In July and August, marches were held in San Diego and Houston, as reported by Breitbart Texas. Over 260 veterans in Houston marched in their “silkies” (as O’Malley refers to them) through Houston in the summer heat. The march was billed as “22 with 22 for the 22.” There was also an event in St. Charles, Missouri on August 15th.
O’Malley told Breitbart Texas, “I want civilians to know that the best way to help a loved one who is struggling with demons from combat is to put their loved one in touch with someone they served with in combat. Reconnecting with old battle buddies — or even guys who fought on the same battlefield — fuels the soul better than anything.”
Donations that are pledged in anticipation of Trump joining the group in New York will only be processed if the presidential candidate marches with them. Donations are now being accepted at www.challeng.org/trump
Marine reconnaissance veteran Rodolfo “Rudy” Reyes will be attending the New York march. He is best known for portraying himself in the HBO TV series “Generation Kill”.

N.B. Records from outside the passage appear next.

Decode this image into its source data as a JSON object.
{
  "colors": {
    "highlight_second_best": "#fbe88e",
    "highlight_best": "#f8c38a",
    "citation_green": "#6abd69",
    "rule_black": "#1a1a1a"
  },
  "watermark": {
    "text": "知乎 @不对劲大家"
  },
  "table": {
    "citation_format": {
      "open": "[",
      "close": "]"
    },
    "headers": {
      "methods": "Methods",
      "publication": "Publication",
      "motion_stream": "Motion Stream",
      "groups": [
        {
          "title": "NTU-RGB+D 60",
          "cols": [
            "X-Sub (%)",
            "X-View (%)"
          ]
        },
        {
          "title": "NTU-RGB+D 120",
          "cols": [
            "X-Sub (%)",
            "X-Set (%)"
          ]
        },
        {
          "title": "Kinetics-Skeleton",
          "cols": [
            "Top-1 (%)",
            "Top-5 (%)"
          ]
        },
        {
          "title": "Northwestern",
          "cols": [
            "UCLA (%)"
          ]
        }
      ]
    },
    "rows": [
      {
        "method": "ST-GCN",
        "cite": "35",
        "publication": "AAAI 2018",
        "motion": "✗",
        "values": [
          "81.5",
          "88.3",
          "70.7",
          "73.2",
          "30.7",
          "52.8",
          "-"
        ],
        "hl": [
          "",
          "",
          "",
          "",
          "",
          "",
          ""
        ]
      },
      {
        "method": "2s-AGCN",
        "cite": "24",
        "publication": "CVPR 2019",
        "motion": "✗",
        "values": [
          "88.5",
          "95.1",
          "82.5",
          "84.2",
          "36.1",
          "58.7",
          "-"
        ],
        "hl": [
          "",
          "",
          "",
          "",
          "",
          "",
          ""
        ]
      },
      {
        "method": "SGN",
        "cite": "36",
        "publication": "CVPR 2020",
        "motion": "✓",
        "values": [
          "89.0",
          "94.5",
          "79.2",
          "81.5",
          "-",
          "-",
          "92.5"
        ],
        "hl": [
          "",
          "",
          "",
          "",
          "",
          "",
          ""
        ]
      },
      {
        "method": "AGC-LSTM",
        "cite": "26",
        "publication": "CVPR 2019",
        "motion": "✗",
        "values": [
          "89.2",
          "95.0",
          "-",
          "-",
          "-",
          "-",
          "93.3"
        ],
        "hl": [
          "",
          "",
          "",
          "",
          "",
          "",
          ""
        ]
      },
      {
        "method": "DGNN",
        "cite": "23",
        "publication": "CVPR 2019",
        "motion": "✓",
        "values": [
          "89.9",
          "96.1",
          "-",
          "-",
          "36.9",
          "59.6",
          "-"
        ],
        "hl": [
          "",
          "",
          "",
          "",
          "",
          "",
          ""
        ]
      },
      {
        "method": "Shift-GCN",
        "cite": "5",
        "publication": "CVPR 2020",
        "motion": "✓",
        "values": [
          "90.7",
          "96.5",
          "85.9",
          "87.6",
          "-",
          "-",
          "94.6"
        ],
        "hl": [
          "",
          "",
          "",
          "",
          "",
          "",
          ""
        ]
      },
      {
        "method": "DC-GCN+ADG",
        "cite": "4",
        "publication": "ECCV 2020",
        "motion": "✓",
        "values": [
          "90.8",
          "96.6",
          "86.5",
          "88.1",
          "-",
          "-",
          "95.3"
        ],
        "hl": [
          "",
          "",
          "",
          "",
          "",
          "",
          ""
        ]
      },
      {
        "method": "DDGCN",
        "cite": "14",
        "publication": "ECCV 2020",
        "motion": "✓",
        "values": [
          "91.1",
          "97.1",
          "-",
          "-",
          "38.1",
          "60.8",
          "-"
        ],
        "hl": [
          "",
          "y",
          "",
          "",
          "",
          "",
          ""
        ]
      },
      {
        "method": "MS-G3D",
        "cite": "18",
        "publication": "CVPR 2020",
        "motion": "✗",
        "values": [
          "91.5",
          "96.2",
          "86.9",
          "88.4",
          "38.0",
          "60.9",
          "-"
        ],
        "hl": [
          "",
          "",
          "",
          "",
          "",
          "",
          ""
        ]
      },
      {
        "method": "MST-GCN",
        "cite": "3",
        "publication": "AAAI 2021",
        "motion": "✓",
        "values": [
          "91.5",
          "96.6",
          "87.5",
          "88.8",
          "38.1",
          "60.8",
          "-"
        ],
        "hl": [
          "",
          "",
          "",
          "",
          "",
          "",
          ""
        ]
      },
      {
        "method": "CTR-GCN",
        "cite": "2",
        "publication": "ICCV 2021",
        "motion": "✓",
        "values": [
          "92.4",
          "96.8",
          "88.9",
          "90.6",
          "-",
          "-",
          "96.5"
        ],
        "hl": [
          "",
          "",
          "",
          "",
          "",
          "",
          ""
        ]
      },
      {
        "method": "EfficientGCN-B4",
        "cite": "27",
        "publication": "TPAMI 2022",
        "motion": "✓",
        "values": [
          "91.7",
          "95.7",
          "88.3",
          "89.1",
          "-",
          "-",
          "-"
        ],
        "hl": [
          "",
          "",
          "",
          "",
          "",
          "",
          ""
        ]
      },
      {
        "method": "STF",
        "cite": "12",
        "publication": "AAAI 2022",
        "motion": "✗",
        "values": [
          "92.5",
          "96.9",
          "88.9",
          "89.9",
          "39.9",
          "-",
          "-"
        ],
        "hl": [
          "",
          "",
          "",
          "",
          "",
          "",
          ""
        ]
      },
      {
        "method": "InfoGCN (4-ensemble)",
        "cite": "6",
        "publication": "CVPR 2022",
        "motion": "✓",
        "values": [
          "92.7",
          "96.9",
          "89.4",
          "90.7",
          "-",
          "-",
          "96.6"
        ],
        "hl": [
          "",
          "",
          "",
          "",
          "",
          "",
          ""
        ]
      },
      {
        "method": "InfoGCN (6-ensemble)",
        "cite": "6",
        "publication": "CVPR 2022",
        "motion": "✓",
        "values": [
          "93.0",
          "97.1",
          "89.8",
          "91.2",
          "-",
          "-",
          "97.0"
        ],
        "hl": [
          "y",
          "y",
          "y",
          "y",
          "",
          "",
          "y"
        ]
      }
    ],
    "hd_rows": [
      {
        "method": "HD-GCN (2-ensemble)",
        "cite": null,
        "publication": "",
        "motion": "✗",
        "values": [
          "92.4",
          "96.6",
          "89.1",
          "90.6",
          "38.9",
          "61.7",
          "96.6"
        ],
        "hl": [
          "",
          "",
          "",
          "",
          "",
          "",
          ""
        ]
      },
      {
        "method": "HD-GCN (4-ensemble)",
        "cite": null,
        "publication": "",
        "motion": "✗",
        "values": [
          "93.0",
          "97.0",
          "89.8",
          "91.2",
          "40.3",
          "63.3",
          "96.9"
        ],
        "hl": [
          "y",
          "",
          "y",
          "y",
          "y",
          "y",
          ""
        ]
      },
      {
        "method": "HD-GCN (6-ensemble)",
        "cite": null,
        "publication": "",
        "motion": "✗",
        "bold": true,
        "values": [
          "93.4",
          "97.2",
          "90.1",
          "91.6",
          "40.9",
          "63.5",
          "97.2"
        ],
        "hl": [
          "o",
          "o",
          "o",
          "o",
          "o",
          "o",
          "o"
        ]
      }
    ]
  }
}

O’Malley states in the YouTube video, “I know you support your country’s veterans. But I can assure you, that if you join us on August 22nd in New York City, in your city, and laugh with us, cry with us, drink with us, you will make a more powerful statement than your money will ever buy.”
The Department of Veteran Affairs issued a Suicide Data Report in 2012 which reported that 22 veterans a day commit suicide and that many, many, of them suffer from PTSD (post-traumatic stress disorder).